The agency says it has spoken to the juvenile and his parents and determined there is no intent to harm the president.
This turn of events can’t be unknown to the BBC, and given the evident interest in the story it seems a strange editorial decision not to provide an update explaining that it was just a stupid kid doing a very stupid thing. Why would the BBC not be keen to allay the fears of its readers? Was the bland denouement such a disappointment to BBC journos that not one of them can be bothered reporting on it?
If the BBC does decide to update the story, the following information from Michael Deacon might be worth including:
But try typing “George Bush” and “die” into Facebook’s search engine.

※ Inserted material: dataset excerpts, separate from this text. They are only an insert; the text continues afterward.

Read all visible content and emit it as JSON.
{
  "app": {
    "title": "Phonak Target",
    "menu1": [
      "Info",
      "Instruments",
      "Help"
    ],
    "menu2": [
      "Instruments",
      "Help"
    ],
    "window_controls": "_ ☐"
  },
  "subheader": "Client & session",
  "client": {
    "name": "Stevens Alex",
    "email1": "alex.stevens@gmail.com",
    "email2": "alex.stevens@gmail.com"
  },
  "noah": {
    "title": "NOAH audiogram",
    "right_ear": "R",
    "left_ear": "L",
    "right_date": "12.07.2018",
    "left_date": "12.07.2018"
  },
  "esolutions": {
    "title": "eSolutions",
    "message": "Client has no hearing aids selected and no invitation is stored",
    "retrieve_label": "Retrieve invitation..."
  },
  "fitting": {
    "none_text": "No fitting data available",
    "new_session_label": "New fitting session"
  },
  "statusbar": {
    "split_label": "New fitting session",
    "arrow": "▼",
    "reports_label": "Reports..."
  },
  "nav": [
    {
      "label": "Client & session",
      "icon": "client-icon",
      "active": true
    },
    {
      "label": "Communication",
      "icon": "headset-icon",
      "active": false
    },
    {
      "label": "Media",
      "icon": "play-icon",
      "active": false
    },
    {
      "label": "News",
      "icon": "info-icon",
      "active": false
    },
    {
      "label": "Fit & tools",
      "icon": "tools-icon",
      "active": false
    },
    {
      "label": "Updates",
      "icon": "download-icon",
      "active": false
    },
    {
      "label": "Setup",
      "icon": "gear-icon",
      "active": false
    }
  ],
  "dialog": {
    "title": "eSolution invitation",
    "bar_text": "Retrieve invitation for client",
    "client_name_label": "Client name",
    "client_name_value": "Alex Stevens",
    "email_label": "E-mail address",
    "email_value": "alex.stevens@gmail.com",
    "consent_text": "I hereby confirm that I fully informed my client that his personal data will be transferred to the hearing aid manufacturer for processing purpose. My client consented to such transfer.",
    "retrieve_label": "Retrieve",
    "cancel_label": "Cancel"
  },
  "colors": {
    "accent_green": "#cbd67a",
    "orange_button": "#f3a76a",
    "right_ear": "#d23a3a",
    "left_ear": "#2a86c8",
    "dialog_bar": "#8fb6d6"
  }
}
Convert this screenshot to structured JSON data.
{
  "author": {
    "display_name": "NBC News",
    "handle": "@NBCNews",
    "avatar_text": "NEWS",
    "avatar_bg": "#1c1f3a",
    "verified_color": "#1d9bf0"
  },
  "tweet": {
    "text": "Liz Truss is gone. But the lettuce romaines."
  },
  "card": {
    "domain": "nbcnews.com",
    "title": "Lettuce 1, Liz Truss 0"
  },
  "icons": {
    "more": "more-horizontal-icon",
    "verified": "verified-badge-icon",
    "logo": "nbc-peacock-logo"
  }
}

You’ll be hit by a Niagara of groups with titles such as “George W Bush should die”, “I vote that George Bush can die”, “If this group reaches 1,000 [members] then George Bush will die”, “I want George Bush to die”, “Die Bush die”, “George Walker Bush should be killed”, “Will someone please kill George W Bush”…
These groups were there while George W Bush was in office. Eight months after he left, they’re still there.
Also possibly worthy of mention could be this plea for the assassination of George Bush, written in 2004:
The world will endure four more years of idiocy, arrogance and unwarranted bloodshed, with no benevolent deity to watch over and save us. John Wilkes Booth, Lee Harvey Oswald, John Hinckley Jr. — where are you now that we need you?
That was Charlie Brooker, Guardian columnist and now, er, BBC TV presenter.